Keeping the beat
For nearly 10 years Oppenheimer studied under one of the most pre-eminent tabla instructors in the world. The tabla are a pair of small drums used largely in classical Hindustani music. They are played with the musician’s hands while he sits cross-legged in front of them.
While studying in Rutherford, New Jersey, he helped his teacher found a large and successful tabla school. But as satisfying and life altering as the experience was, he said he noticed the hustle and bustle of the city slowly eating away at him.
“I felt like I needed to heal from almost a decade in New Jersey. I mean seriously, it’s intense up there,” said Oppenheimer, who grew up in Batesville. “I felt like I needed to come back and just ground a little bit. I wanted space. Everything is so non-stop and packed up there, just go-go-go, and get out of my way if you’re not.”

So Oppenheimer packed up, tuned in, and started his own school here. Now he has about 10 tabla students in Charlottesville and Richmond, is almost finished building a house on a quiet stretch of land in Batesville, and has a 15-month-old daughter with his wife, who also grew up in the area. He has the luxury of being able to take time to think and be present in his life on a daily and moment-by-moment basis without having to always worry about what’s next.
I had a very similar experience. For the last six years I’ve been a reporter on Capitol Hill in Washington, D.C., and while it was an amazing journey and a key glimpse into how the political meat gets processed, I began to see myself growing cynical with the navel-gazing and self-obsessed, albeit growing and lucrative, realm of journalism that exists within the city.
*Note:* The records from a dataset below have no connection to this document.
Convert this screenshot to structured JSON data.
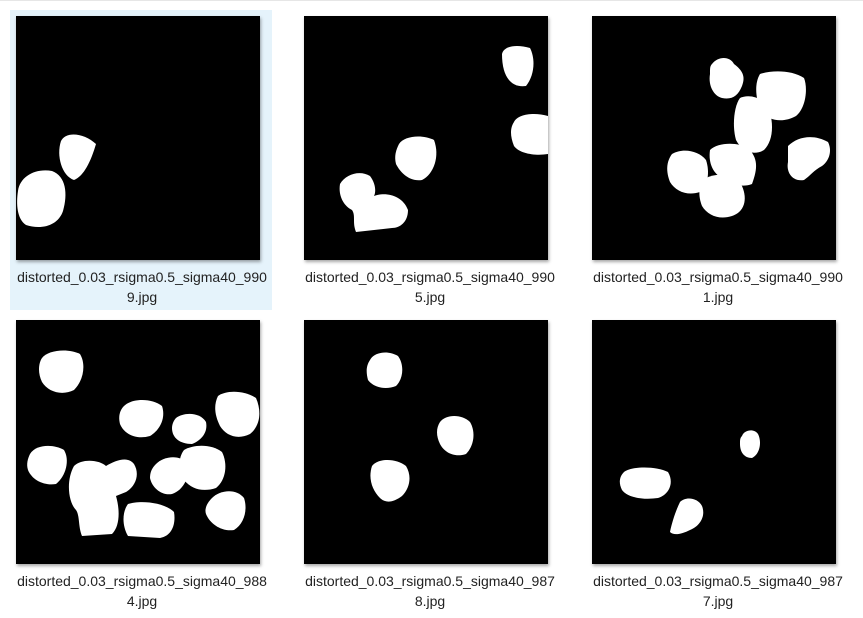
{
  "files": [
    {
      "name_line1": "distorted_0.03_rsigma0.5_sigma40_990",
      "name_line2": "9.jpg",
      "selected": true
    },
    {
      "name_line1": "distorted_0.03_rsigma0.5_sigma40_990",
      "name_line2": "5.jpg",
      "selected": false
    },
    {
      "name_line1": "distorted_0.03_rsigma0.5_sigma40_990",
      "name_line2": "1.jpg",
      "selected": false
    },
    {
      "name_line1": "distorted_0.03_rsigma0.5_sigma40_988",
      "name_line2": "4.jpg",
      "selected": false
    },
    {
      "name_line1": "distorted_0.03_rsigma0.5_sigma40_987",
      "name_line2": "8.jpg",
      "selected": false
    },
    {
      "name_line1": "distorted_0.03_rsigma0.5_sigma40_987",
      "name_line2": "7.jpg",
      "selected": false
    }
  ],
  "colors": {
    "selection": "#e5f3fb",
    "thumb_background": "#000000",
    "blob": "#ffffff"
  }
}
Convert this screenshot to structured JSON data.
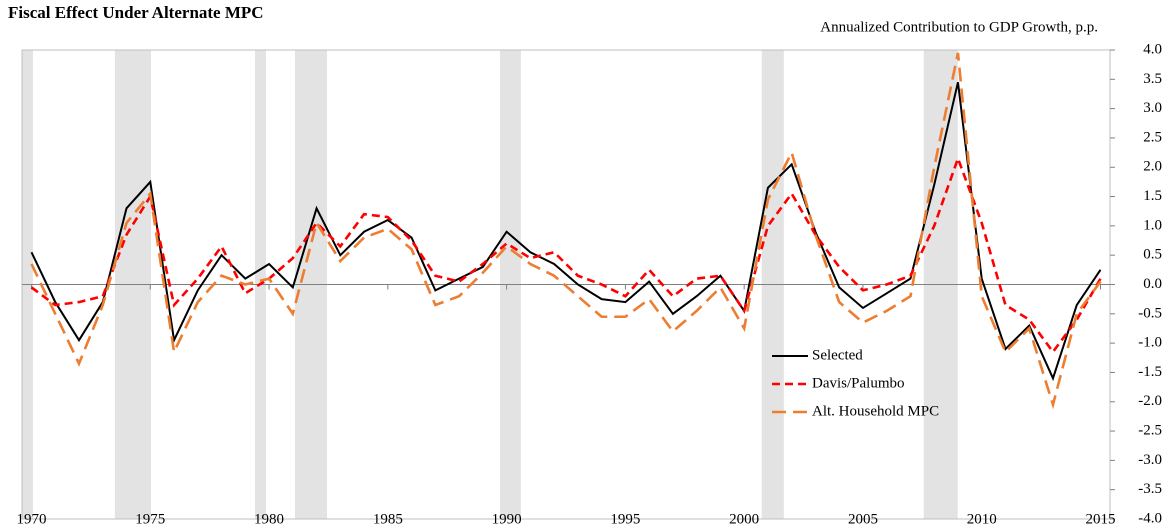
{
  "chart_data": {
    "type": "line",
    "title": "Fiscal Effect Under Alternate MPC",
    "y_axis_label": "Annualized Contribution to GDP Growth, p.p.",
    "x": [
      1970,
      1971,
      1972,
      1973,
      1974,
      1975,
      1976,
      1977,
      1978,
      1979,
      1980,
      1981,
      1982,
      1983,
      1984,
      1985,
      1986,
      1987,
      1988,
      1989,
      1990,
      1991,
      1992,
      1993,
      1994,
      1995,
      1996,
      1997,
      1998,
      1999,
      2000,
      2001,
      2002,
      2003,
      2004,
      2005,
      2006,
      2007,
      2008,
      2009,
      2010,
      2011,
      2012,
      2013,
      2014,
      2015
    ],
    "series": [
      {
        "name": "Selected",
        "color": "#000000",
        "dash": "solid",
        "values": [
          0.55,
          -0.3,
          -0.95,
          -0.3,
          1.3,
          1.75,
          -0.95,
          -0.1,
          0.5,
          0.1,
          0.35,
          -0.05,
          1.3,
          0.5,
          0.9,
          1.1,
          0.8,
          -0.1,
          0.1,
          0.3,
          0.9,
          0.55,
          0.35,
          0.0,
          -0.25,
          -0.3,
          0.05,
          -0.5,
          -0.2,
          0.15,
          -0.45,
          1.65,
          2.05,
          0.9,
          -0.05,
          -0.4,
          -0.15,
          0.1,
          1.7,
          3.45,
          0.1,
          -1.1,
          -0.7,
          -1.6,
          -0.35,
          0.25
        ]
      },
      {
        "name": "Davis/Palumbo",
        "color": "#ff0000",
        "dash": "short",
        "values": [
          -0.05,
          -0.35,
          -0.3,
          -0.2,
          0.85,
          1.5,
          -0.35,
          0.1,
          0.65,
          -0.15,
          0.1,
          0.45,
          1.05,
          0.65,
          1.2,
          1.15,
          0.75,
          0.15,
          0.05,
          0.35,
          0.7,
          0.45,
          0.55,
          0.15,
          0.0,
          -0.2,
          0.25,
          -0.2,
          0.1,
          0.15,
          -0.45,
          1.0,
          1.55,
          0.85,
          0.3,
          -0.1,
          0.0,
          0.15,
          1.0,
          2.15,
          1.05,
          -0.35,
          -0.6,
          -1.15,
          -0.6,
          0.1
        ]
      },
      {
        "name": "Alt. Household MPC",
        "color": "#ed7d31",
        "dash": "long",
        "values": [
          0.35,
          -0.5,
          -1.35,
          -0.35,
          1.05,
          1.55,
          -1.15,
          -0.3,
          0.15,
          0.0,
          0.1,
          -0.5,
          1.05,
          0.4,
          0.8,
          0.95,
          0.6,
          -0.35,
          -0.2,
          0.2,
          0.65,
          0.35,
          0.15,
          -0.2,
          -0.55,
          -0.55,
          -0.25,
          -0.8,
          -0.45,
          -0.05,
          -0.75,
          1.45,
          2.25,
          0.85,
          -0.3,
          -0.65,
          -0.45,
          -0.2,
          2.0,
          3.95,
          -0.2,
          -1.15,
          -0.75,
          -2.05,
          -0.5,
          0.05
        ]
      }
    ],
    "recessions": [
      [
        1969.6,
        1970.06
      ],
      [
        1973.51,
        1975.03
      ],
      [
        1979.41,
        1979.87
      ],
      [
        1981.09,
        1982.44
      ],
      [
        1989.72,
        1990.6
      ],
      [
        2000.74,
        2001.67
      ],
      [
        2007.56,
        2008.99
      ]
    ],
    "recession_color": "#e3e3e3",
    "xlim": [
      1969.6,
      2015.4
    ],
    "xticks": [
      1970,
      1975,
      1980,
      1985,
      1990,
      1995,
      2000,
      2005,
      2010,
      2015
    ],
    "ylim": [
      -4,
      4
    ],
    "yticks": [
      {
        "value": 4,
        "label": "4.0"
      },
      {
        "value": 3.5,
        "label": "3.5"
      },
      {
        "value": 3,
        "label": "3.0"
      },
      {
        "value": 2.5,
        "label": "2.5"
      },
      {
        "value": 2,
        "label": "2.0"
      },
      {
        "value": 1.5,
        "label": "1.5"
      },
      {
        "value": 1,
        "label": "1.0"
      },
      {
        "value": 0.5,
        "label": "0.5"
      },
      {
        "value": 0,
        "label": "0.0"
      },
      {
        "value": -0.5,
        "label": "-0.5"
      },
      {
        "value": -1,
        "label": "-1.0"
      },
      {
        "value": -1.5,
        "label": "-1.5"
      },
      {
        "value": -2,
        "label": "-2.0"
      },
      {
        "value": -2.5,
        "label": "-2.5"
      },
      {
        "value": -3,
        "label": "-3.0"
      },
      {
        "value": -3.5,
        "label": "-3.5"
      },
      {
        "value": -4,
        "label": "-4.0"
      }
    ],
    "y_axis_side": "right",
    "legend_position": "lower-center-right"
  }
}
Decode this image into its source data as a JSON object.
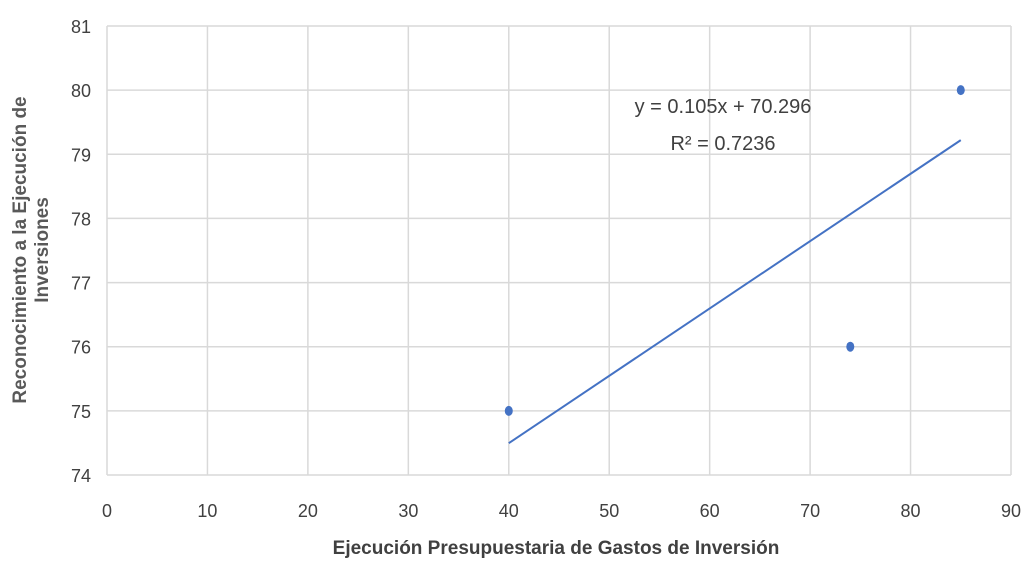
{
  "chart_data": {
    "type": "scatter",
    "title": "",
    "xlabel": "Ejecución Presupuestaria de Gastos de Inversión",
    "ylabel_lines": [
      "Reconocimiento a la Ejecución de",
      "Inversiones"
    ],
    "xlim": [
      0,
      90
    ],
    "ylim": [
      74,
      81
    ],
    "x_ticks": [
      0,
      10,
      20,
      30,
      40,
      50,
      60,
      70,
      80,
      90
    ],
    "y_ticks": [
      74,
      75,
      76,
      77,
      78,
      79,
      80,
      81
    ],
    "grid": true,
    "legend": "none",
    "series": [
      {
        "points": [
          {
            "x": 40,
            "y": 75
          },
          {
            "x": 74,
            "y": 76
          },
          {
            "x": 85,
            "y": 80
          }
        ],
        "color": "#4472C4"
      }
    ],
    "trendline": {
      "type": "linear",
      "slope": 0.105,
      "intercept": 70.296,
      "x_range": [
        40,
        85
      ],
      "color": "#4472C4",
      "equation_text": "y = 0.105x + 70.296",
      "r2_text": "R² = 0.7236"
    }
  }
}
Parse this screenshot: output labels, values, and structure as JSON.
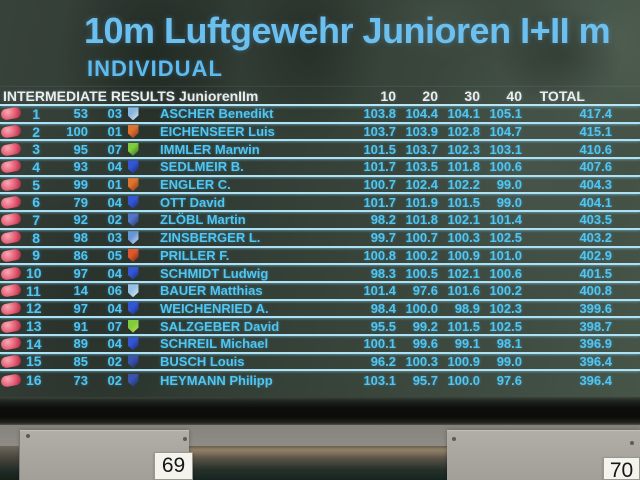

I was struggling to find purpose in what I wrote about on a daily basis, and I found myself complaining about it to anyone who would listen. So I packed my things and moved back home to pursue writing and reporting that really mattered to me. I was caught up in the story Oppenheimer told me. He fell in love with his craft and has humble aspirations to revive the ancient and somewhat dying art form by bringing it into the mainstream while keeping its roots intact. And Charlottesville has all of the key components, he thinks, to make that possible.
“Charlottesville has a great audience; I think people genuinely enjoy music here,” said Oppenheimer, seated on a couch in his living room with the tabla at his feet. “If there’re 25 people or there’s 200 people I really enjoy it. I’m not expecting to make a full career out of performing in Charlottesville, but I think this is a really great area to create music, perform music, and experiment… Charlottesville’s a very good place to create ideas and let them start to grow. The natural beauty here is very inspiring, the cost of living is not crazy, it’s doable. It’s a wonderful place to start projects.”
To be sure, there is no shortage of dreams in Charlottesville. Many of us have our parents and their generation to thank for that. They created the template for searching for fulfillment and marrying those ideals with economic opportunities. They built the foundation that allowed us to grow up thinking we could do anything we wanted, run away as teens with flights of fancy, and come back as adults, sometimes with plans, sometimes only with intentions, but always on our own terms.
Now, it’s our task to strike the right balance between giving due credit and seizing the territory and energy necessary to make our dreams a reality. To make shrewder compromises between quality of life and income and to add value to a place we’ve known intimately all our lives, that the rest of the world seems just now to be discovering.
It’s funny how reporting a story can make you look at things differently. The boomers and the boomerangers. Going there and back again together. Loving Charlottesville and wanting it to grow into the town we all know it can be.